2057 - The mentor’s disciples

N. Lygeros
Translated from the Greek by Athena Kehagias

Through the teacher-student pair, there is an effective means for inventing the concept of the mentor.
And that’s the main reason for the existence of studies on this issue.
The problem, which is not presented as a problem, is the student and not the teacher.
Even if there is a compromising solution regarding the selection of the characteristics of the teacher, the pedagogical researches don’t touch upon the student’s personality for political reasons.
They prefer to assume that any person may be a student both by nature and by definition.
To order to clarify this context, we must make use of the pair Teacher-Student.
This pair, which is institutionalized, allowes us to determine the meaning of the disciple through the student.
Many assume that each person may be a student, but not necessarily a disciple.
In actual fact, the student’s characteristic is merely institutional.
And this means that anyone can become a student as long as the universities become adaptive to it.
Whereas a disciple, as a characteristic, it’s not accessible to all.
Together with the characteristics of the mentor, we always have the characteristics of the disciples, without this meaning that they must be, or are the same.
Both the mentor, and the disciple as well, don’t obtain a substance without the other component.
We should stop having a divided and analytical approach towards those two elements, as it’s not the ontological context which is of interest to us, but the teleological one.
Even the terminology of the bipolar asymmetric dynamics of the system is insufficient, if we don’t reinvent the system holistically.
It’s not enough to assume that the teacher is the complementary element of the student, because that in itself implies that we are aware of the system, even though we don’t study it.
The teacher-student pair acts as a dynamic relationship which evolves through time, but it’s out of balance, in order to obtain the characteristics of the polycomplexity and of polymorphy through diversity, as highlighted by Prigogine.
But even though this dynamic context exists, we don’t try to comprehend it, and we merely pass it on.
It does not offer anything substantial even if there are numerous programs for mentors and none for disciples.
The geometry of the space of both the mentor and disciple is what forms the dynamic field of the complex.
The attractor doesn’t obtain a dynamic meaning without a body.
He remains geometry.
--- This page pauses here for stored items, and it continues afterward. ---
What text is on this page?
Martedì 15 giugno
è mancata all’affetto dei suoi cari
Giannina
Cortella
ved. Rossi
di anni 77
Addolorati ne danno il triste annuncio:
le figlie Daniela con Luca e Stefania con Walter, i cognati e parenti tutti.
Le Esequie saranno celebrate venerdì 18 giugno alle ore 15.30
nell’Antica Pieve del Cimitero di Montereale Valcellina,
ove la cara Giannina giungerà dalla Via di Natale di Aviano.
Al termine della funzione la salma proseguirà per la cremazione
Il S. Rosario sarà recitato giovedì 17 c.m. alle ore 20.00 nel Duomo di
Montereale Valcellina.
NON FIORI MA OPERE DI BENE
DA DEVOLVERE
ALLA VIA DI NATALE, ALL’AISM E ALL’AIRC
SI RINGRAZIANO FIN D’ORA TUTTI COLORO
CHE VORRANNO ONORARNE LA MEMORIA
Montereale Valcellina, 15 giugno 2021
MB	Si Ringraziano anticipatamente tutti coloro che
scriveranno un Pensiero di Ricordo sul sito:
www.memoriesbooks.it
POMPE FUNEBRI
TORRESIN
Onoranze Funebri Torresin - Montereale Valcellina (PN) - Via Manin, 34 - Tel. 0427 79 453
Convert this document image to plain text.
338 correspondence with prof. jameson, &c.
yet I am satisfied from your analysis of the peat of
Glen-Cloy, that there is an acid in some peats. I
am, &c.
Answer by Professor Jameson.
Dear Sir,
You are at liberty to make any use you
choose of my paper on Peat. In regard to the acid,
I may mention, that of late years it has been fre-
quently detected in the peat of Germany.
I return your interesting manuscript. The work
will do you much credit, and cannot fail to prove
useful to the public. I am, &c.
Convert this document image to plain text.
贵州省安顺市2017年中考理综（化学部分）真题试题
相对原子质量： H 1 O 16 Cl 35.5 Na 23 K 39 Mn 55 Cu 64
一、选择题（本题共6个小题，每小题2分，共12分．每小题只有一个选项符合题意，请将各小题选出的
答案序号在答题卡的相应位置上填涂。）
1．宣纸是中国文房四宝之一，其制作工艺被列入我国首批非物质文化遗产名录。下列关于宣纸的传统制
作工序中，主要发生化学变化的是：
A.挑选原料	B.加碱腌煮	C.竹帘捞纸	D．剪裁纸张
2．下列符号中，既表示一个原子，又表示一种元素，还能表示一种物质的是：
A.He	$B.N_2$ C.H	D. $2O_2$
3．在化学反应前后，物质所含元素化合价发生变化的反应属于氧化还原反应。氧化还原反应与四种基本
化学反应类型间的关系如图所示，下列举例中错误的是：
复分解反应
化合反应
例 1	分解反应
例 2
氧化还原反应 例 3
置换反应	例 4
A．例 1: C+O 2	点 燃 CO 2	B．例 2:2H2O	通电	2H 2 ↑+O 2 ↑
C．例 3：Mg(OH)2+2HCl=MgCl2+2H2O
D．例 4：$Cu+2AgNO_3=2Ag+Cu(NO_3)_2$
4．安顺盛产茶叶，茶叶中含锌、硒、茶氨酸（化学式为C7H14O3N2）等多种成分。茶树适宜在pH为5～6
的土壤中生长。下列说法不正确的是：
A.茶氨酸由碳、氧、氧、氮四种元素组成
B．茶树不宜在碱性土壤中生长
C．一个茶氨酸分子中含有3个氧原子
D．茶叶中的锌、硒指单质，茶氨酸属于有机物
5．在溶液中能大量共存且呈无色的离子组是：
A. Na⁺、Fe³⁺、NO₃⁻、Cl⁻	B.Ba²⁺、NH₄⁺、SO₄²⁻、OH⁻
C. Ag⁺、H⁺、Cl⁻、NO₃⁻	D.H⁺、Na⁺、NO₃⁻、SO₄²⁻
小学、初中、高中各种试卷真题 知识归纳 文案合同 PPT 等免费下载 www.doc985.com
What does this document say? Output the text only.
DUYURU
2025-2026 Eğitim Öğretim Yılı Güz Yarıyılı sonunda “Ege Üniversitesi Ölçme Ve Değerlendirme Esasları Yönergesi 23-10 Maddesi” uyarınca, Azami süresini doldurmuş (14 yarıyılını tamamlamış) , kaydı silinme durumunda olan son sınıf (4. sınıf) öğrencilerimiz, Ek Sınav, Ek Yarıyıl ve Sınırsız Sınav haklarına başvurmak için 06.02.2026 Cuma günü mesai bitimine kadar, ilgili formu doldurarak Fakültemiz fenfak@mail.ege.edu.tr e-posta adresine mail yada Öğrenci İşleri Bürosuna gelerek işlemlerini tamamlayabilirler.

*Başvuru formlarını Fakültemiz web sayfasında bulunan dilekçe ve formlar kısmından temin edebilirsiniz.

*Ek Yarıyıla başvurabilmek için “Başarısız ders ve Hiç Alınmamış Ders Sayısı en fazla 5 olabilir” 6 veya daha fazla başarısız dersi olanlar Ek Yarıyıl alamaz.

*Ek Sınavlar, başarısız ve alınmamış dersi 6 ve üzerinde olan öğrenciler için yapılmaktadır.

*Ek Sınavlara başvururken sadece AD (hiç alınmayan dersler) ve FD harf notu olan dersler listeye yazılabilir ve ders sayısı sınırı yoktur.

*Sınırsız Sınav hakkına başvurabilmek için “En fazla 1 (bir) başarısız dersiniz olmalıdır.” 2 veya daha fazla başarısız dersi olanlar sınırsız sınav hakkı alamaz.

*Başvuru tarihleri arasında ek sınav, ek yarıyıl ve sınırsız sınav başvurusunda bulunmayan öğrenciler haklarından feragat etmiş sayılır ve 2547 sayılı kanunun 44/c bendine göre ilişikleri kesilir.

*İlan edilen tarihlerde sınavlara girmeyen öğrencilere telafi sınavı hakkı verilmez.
In other words, he is potentially the being of the task. But without a task, the being can not prove the existence of characteristics.
The same is applicable to the body which isn’t within an attraction tank.
We are not merely dealing with a unit of two elements, but with a group which obtains a structure.
The structure consists of its geometry and its dynamics.
The elements on their own, even those with particular characteristics, are not sufficient in giving a total information about the group.
In other words, their isolation degrades the group.
The whole problem is not the mentor, or even the disciple, but the structure of the group of the complex.
The action is necessary because the elements are connected teleologically.
Consequently, let’s approach holistically the disciples of the mentor.